Saturday, August 28, 2010

Guitar Rig 4, baby!



You've got that right. I'm one of those annoying guys who "used to be in a band". The truth is I'm more of a bungling amateur guitarist, but I can still appreciate really kick-ass gear. Recently, I stumbled upon Guitar Rig 4 (for the Mac and PC). I was blown away.



First a side story... What I really wanted to get was IK Multimedia's Amplitude for the iPad/iPhone, an app that turns your iDevice into an amp for your guitar, complete with effects. So I dusted off my old Ibanez electric guitar and prepared to get this app.

 


The free version gives you two free effects. You can buy more, or you can just get the full version.

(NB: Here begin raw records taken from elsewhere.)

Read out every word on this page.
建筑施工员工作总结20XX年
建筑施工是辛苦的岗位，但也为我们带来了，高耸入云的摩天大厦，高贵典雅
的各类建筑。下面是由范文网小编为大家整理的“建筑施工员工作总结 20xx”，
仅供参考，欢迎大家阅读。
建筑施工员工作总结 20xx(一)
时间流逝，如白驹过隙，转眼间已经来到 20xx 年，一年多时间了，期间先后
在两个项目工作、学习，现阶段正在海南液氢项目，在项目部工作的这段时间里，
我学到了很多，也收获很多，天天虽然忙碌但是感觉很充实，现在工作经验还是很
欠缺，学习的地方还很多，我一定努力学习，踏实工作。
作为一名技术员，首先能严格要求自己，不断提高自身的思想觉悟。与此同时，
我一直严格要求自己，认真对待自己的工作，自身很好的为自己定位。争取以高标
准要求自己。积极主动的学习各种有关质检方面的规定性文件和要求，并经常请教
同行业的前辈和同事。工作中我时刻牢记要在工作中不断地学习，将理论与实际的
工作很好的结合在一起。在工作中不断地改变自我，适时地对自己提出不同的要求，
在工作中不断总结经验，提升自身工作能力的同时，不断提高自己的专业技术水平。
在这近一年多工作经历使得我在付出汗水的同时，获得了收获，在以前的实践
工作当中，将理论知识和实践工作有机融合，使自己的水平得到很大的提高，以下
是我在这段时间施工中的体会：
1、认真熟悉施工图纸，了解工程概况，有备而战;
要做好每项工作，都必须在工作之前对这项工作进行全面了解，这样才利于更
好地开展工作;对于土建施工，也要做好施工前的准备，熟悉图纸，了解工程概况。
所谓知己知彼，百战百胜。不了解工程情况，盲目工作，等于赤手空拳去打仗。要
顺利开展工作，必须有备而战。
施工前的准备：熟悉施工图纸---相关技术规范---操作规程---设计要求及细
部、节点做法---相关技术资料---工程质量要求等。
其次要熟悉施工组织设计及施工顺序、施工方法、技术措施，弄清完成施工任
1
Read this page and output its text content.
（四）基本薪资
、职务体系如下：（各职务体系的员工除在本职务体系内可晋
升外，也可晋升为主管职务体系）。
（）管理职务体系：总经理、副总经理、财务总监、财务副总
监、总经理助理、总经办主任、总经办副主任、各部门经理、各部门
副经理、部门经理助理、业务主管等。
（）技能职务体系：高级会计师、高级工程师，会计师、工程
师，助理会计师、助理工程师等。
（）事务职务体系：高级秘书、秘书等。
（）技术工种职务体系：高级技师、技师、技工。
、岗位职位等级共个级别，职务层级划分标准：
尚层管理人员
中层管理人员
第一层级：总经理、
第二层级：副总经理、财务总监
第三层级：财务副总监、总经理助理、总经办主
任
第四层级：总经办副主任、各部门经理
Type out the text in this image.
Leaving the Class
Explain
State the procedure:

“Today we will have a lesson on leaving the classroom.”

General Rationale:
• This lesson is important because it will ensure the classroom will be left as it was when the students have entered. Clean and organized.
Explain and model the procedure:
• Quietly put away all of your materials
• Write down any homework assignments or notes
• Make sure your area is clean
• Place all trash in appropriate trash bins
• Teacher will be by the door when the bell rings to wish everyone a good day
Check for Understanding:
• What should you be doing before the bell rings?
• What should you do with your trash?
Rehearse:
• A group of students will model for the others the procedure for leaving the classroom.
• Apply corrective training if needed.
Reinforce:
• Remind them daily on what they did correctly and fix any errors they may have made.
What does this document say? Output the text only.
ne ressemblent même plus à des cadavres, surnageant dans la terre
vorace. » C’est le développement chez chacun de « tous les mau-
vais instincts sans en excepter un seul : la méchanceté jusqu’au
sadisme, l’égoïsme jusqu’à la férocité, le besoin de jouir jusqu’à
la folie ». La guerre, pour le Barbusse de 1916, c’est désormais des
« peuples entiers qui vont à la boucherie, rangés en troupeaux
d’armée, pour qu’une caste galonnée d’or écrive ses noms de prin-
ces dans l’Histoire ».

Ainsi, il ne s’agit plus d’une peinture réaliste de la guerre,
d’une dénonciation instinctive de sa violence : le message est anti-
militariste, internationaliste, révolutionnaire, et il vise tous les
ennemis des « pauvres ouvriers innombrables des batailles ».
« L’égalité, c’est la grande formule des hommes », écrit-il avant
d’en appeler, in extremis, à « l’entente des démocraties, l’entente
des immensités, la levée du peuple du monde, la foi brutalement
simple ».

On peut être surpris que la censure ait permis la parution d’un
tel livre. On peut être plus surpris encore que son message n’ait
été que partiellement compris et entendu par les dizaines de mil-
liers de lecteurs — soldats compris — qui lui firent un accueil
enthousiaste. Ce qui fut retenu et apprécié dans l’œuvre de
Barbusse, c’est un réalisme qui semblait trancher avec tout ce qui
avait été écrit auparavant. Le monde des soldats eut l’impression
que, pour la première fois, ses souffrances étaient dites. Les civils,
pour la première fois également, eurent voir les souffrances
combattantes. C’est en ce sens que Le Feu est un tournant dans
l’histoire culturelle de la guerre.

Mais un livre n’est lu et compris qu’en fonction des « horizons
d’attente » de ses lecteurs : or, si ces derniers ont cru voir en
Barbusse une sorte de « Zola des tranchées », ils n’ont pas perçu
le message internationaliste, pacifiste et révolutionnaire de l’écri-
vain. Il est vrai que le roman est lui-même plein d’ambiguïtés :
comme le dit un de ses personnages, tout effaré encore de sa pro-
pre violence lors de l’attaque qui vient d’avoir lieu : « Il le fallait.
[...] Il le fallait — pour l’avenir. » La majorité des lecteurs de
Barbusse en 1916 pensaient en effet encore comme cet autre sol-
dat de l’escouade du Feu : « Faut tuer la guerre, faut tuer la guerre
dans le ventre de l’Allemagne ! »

The thing is, you need to get IK Multimedia's iRig adaptor to allow your axe to work with your iPad. (If you're clever with wires, you can actually do it with off-the-shelf wires, but Handyman's selection proved to be wanting.) Without iRig, I was forced to search for a solution on my Mac. I found Guitar Rig 4 instead.
 


All it takes to connect your guitar to your laptop or desktop is a far more common adaptor -- a 1/4 inch mono to 3.5mm stereo jack. Handyman had lots of these. Native Instrument's Guitar Rig 4 itself isn't cheap at $80, but there is a trial version available. It's worth every penny if you ask me.
 


Here's how it works (from bottom to top in the picture):
• The green cable outputs audio to my speakers, or to my headphones.
• The gold cable is my guitar, which plugs into the black adaptor, which plugs into the mic.
• The dongle connects to my monitor.
• The other cables are just to my hub, my external HDs, the router, and power.




Now I've known that you can play your guitar on Garage Band for a while now, but Guitar Rig 4 takes it all to a whole new level. With the software you get to select from 15 amps and just about every kind of effects pedal you can think of plus some you've never heard of -- crunch, flanger, phaser, delay, wah, you name it.

To make things easier, they've made 250 presets. So if you want to sound like Hendrix, or Kurt Cobain, you just have to hunt down their preset. The presets alone are worth the price of entry if you're a guitar nut, otherwise $80 is pricey.

At the end of the day, guitar amps and effects are all about tone. Don't expect to get a lot of that, especially if your desktop speakers are cheap, but otherwise, it really sounds quite decent. As a practice setup, it's the bomb.

If you're looking for more, Native Instruments sells some accessories to squeeze out more from your Mac or PC. Guitar Rig Kontrol is a stomp box with a wah pedal. Makes sense because you can't reach for your mouse in the middle of a performance. Guitar Rig Mobile improves your tone by upgrading your audio output to 24-bit/192 kHz. If you're picky about tone, this'll sort you out.

I've barely scratched the surface of what this software can do. Now back to my axe!